I am sick to death of the mediocre in me. I want to slam it into a wall and never let it up again. I want to rise to every challenge God puts in my way, even if the challenge is learning how to be grateful. I don't want to accept a mediocre gratitude from myself, I don't want to pay lip service to anything I do. My church, my neighbourhood, my country, my world is in bed with mediocrity and I know there are some righteous souls out there kicking lukewarm in the ass and winning and I want to be a part of that.
What about you?
5 comments:
I'd like to kick lukewarm in the ass too Jan.
And unfortunately I have to go to work, but upon my return I may just write you a longer comment in here!
I think part of this is what I was trying to convey in my "striving for perfection" blog. I'm tired of taking the 'easy' way through relationships. Striving to be perfect by being someone that I obviously am not. (Which explains the quotations around the word easy.) This includes relationships with some of my really good friends, my parents etc. Which relates to what you are saying about settling for the mediocre in relationships. Sometimes it just seems so much easier and way less painful to maintain the facade that you have become and settle for mediocrity rather than challenge it.
But believe me, it's not easier. Maintaining a facade of perfection leads you down the fast lane of loneliness towards the driveway of becoming an emotional hermit.
Who I really want to become is somebody with no fear of showing exactly who they are. And I want to be able to provide others with a friendship that offers this type of comfort level.
Which is something that I think you are very skilled at Jan. And thankyou for the thought-provoking blog.
Oh and I wanted to tell you that I'm not settling for mediocre in my dating life anymore. I've made a pact that I'm waiting for the man that God has for me...or I'll be single if that's what's in God's plans for my life.

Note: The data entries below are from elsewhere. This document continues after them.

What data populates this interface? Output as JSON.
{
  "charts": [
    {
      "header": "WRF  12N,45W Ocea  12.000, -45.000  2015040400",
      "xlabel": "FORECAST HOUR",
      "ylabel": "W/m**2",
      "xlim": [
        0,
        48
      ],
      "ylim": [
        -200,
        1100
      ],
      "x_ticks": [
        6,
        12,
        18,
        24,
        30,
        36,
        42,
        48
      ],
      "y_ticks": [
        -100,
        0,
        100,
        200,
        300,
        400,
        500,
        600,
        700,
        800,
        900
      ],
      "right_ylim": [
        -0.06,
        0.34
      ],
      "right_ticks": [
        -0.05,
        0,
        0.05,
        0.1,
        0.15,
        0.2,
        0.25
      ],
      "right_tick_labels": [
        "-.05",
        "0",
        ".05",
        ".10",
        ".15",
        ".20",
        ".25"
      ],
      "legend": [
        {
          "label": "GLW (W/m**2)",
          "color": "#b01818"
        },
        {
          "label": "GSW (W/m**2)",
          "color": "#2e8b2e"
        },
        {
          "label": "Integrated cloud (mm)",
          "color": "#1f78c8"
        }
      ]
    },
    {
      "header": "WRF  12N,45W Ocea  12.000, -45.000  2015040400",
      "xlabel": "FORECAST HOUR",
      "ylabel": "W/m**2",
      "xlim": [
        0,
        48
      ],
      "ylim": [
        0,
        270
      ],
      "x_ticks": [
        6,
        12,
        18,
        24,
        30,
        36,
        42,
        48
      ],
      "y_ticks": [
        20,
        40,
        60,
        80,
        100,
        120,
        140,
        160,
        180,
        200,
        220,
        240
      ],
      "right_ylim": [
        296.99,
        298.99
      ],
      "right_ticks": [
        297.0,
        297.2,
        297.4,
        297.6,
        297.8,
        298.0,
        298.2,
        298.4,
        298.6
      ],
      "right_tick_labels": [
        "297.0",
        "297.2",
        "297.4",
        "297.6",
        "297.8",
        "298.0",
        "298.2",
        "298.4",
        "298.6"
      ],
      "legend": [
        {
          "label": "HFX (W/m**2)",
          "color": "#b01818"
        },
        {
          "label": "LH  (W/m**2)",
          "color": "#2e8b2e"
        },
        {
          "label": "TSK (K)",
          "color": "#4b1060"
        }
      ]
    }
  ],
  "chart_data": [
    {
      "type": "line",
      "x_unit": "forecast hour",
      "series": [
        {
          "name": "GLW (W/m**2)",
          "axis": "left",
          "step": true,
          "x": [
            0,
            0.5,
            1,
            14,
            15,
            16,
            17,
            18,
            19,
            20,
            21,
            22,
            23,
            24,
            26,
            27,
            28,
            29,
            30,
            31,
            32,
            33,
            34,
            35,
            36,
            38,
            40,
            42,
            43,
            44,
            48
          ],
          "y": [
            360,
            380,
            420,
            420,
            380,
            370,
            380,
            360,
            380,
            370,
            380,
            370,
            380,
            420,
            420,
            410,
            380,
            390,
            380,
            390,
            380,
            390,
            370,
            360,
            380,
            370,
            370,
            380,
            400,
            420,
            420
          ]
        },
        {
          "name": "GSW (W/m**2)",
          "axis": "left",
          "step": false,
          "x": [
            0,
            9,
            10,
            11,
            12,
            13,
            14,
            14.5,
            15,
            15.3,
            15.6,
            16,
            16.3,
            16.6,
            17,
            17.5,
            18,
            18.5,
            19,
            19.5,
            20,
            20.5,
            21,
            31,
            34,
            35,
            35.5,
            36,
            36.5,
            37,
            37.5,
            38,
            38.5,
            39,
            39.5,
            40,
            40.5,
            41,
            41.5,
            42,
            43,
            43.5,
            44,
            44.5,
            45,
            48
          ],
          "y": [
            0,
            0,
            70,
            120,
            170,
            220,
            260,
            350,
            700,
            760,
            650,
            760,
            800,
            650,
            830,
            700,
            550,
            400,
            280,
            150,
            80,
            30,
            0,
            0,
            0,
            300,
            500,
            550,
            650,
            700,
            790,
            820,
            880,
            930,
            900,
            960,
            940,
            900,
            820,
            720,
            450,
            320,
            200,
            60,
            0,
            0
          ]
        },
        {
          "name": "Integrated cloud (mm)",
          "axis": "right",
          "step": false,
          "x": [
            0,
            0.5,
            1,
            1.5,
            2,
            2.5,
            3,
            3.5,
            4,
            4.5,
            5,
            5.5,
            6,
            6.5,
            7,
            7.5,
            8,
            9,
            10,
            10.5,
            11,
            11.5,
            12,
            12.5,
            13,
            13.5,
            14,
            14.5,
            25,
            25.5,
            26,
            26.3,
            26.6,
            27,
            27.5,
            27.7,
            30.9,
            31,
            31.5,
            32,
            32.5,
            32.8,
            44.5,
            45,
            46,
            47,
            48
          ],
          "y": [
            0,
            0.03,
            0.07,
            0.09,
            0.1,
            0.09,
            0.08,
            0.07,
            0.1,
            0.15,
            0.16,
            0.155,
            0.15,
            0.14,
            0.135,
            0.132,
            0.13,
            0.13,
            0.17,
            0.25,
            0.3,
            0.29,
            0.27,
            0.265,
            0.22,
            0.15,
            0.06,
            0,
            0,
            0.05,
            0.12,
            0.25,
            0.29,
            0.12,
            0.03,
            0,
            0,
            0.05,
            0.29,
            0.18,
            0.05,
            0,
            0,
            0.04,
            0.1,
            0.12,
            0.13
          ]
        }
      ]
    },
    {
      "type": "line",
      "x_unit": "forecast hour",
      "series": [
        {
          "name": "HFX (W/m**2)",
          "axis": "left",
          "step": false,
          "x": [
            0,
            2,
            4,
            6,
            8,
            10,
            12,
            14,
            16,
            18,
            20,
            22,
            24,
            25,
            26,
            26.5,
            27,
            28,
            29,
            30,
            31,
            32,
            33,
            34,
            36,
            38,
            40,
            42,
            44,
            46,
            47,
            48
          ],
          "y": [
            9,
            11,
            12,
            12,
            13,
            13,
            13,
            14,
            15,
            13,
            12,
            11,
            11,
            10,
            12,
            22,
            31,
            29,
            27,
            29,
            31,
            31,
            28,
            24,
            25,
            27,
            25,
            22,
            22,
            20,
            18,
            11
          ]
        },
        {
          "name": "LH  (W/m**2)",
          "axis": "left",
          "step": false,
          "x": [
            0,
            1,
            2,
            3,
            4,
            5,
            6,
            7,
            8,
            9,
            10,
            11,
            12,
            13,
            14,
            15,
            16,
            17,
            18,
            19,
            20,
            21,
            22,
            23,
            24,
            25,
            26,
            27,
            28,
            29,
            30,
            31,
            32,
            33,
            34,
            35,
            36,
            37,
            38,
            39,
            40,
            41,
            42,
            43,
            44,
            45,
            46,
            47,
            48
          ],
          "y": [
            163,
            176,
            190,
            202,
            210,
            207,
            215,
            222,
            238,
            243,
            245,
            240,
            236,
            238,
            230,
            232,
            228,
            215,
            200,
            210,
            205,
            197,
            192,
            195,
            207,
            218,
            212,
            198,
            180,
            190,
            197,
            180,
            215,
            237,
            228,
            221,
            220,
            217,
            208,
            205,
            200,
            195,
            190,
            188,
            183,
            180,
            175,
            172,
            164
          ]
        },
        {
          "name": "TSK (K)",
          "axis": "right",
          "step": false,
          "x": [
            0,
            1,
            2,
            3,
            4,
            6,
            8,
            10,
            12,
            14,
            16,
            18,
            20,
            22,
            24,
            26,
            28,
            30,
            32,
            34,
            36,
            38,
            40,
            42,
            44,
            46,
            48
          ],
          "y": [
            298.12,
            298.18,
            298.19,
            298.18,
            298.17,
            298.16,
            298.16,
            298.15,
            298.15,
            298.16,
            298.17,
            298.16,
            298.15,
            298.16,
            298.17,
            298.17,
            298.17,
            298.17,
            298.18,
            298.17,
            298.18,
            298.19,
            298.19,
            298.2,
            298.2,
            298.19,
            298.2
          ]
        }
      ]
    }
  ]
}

I am so glad it resonated for you and thank you for giving me the positive feedback on it. It suprised yet pleased me that you felt that I was able to provide a friendship that in terms of comfort level was helpful to you, or that you can see working with others. Also, thumbs up for the dating surrender.
I'm not sure what t say on this right now. I would love to now your thought process behind what brought you to this point. (I know you feel this way most of the time, but what brought you to he place where it became a need to write about it.)
I would have to say that honestly most of he time with my family and long time friends I have the hardest time with this, (harder than with realtionships not so close) but I appreciate the challenge to not let things fade & acknowledge the risk. Well said, as always.